The world had stopped. It had frozen into this moment when Penelope looked at Damien and thought that maybe, just maybe, fairy tales were real.

“Why did I meet you today?” he asked. “If I had waited a little longer in the tavern, we would not have passed. This is …” Damien stroked his thumb over her temple, his brows lowering. “Madness,” he finished.

Madness, yes. It had to be. Penelope was mad, as was Damien. Maybe the horse, who’d moved away to crop grass, was mad too.

“Have you stopped time?” she asked him.

A smile tugged the corners of Damien’s mouth. “Do you wish me to?”

Penelope slid her hands to his shoulders. His body hummed with strength. “I do,” she whispered.

“I will for you, if you want.”

Damien kissed her lips again, then her throat, then bent farther and tugged open the top hook of her bodice with his teeth.
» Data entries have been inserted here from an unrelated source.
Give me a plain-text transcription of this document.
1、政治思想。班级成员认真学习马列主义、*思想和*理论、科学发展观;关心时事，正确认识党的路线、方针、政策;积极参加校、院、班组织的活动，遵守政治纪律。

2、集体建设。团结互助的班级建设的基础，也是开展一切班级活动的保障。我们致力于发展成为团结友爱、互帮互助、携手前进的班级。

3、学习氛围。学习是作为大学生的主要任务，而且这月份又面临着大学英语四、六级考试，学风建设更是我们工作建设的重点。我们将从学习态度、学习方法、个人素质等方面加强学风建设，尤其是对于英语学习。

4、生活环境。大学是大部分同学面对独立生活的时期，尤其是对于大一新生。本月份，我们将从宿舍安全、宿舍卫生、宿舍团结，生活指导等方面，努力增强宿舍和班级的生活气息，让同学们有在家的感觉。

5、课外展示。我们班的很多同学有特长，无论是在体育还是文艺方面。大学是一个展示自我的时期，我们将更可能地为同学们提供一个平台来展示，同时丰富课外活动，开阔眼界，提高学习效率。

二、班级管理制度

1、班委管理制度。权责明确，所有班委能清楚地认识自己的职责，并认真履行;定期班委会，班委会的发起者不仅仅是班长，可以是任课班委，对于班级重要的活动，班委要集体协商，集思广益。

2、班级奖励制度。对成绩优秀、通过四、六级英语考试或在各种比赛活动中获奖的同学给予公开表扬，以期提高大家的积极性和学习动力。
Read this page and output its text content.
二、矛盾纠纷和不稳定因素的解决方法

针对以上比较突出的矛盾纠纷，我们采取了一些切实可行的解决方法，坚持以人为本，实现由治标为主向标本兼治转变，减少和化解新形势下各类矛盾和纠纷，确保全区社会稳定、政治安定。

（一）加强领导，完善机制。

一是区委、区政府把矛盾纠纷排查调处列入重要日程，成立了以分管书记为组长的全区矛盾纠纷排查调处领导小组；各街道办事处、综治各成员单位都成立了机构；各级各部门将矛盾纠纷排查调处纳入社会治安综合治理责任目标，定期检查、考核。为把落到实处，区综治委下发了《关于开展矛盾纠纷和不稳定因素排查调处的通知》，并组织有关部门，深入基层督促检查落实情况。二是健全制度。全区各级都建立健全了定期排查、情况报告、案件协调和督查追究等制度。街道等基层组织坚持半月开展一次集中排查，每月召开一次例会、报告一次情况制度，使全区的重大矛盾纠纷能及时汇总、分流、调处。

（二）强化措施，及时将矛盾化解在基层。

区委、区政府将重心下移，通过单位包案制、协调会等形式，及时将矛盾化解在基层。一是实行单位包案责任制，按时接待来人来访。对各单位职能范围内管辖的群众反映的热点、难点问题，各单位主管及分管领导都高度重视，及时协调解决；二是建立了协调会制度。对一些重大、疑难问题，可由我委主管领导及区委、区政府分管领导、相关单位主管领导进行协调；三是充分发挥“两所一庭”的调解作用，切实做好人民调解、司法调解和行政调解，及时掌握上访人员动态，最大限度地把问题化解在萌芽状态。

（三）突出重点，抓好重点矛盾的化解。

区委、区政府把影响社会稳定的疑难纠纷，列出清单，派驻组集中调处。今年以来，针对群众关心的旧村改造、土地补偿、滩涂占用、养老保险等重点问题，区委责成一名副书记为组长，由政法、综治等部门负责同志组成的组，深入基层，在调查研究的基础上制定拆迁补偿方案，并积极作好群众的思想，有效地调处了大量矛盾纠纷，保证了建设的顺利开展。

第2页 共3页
Penelope tried to protest, to say his name, but nothing came from her mouth. Her throat was parched and she could not draw a breath. White fire filled the depths of her, and she had to hang on to Damien to stay upright.

She fought the urge to pull open her bodice as he asked her to, wanting to sink to the ground with him while he covered her breast with his mouth. He’d suckle her, and she’d rise to his touch.

She’d never, ever had such wicked thoughts in her life.

She’d never known what fun they could be. Penelope smiled, and Damien caught the smile on his lips.

Let this moment go on forever, Penelope thought. No regrets, no remorse. Just this feeling of hot happiness in the middle of Holden’s Meadow, in the arms of a man called Damien.

She belonged in his arms. Had always and would always. “I believe I like madness,” she said.

“Good.” Damien pulled her close to kiss her again.

And then Penelope was falling with him, down, down into the grass, where her vision would come true. He’d open her gown and let his kisses fall on her bare flesh. She would not mind, no, not a bit. She’d thread her fingers under Damien’s dark hair, and let him have anything he wanted …

“Your Highness!” The cry echoed from one end of the meadow to the other.

Damien froze, the moment shattering like spun sugar breaking on the kitchen’s flagstone floor. “Damn,” he said without moving. “Damn it all.”

Time started again. The horse lifted his head, turning curiously toward a small dark-haired man who loped toward them from the trees.

Damien lifted Penelope to her feet and abruptly released her. Penelope drew a long breath, her lungs burning, as though she’d not had air in several minutes.

“Um,” she ventured. “Did he just say Your Highness?”



* * *



Damien took a step away from Penelope, one of the hardest steps he’d ever taken in his life. The real world came hurtling at him in the form of Sasha, who sprinted toward them, holding his sash of the prince’s advisor out of the tall grass.

Damien’s mission, the prophecy, Grand Duke Alexander’s determination to take over Nvengaria—everything he’d wanted to forget for a moment in this young woman’s arms, slammed into him with staggering force.

Let her go, his common sense told him. She is only one woman.

Damien’s heart told him differently. Penelope was delectable and sweet, and he’d never tasted anything like her. Her hair was like summer wheat, strands of brown and gold rippling around one another. Her eyes were jade, light and translucent, with flecks of gold swimming in them. The top hook of her bodice was undone, showing an enticing curve of bosom, drawing his gaze and making him want to touch that smooth, beautiful skin.

But he could not have her, and Damien knew it. A dalliance, perhaps, but no more. He’d come here to find a woman called Lady Trask, to explain that she’d have to leave England and travel with him to Nvengaria to save his kingdom.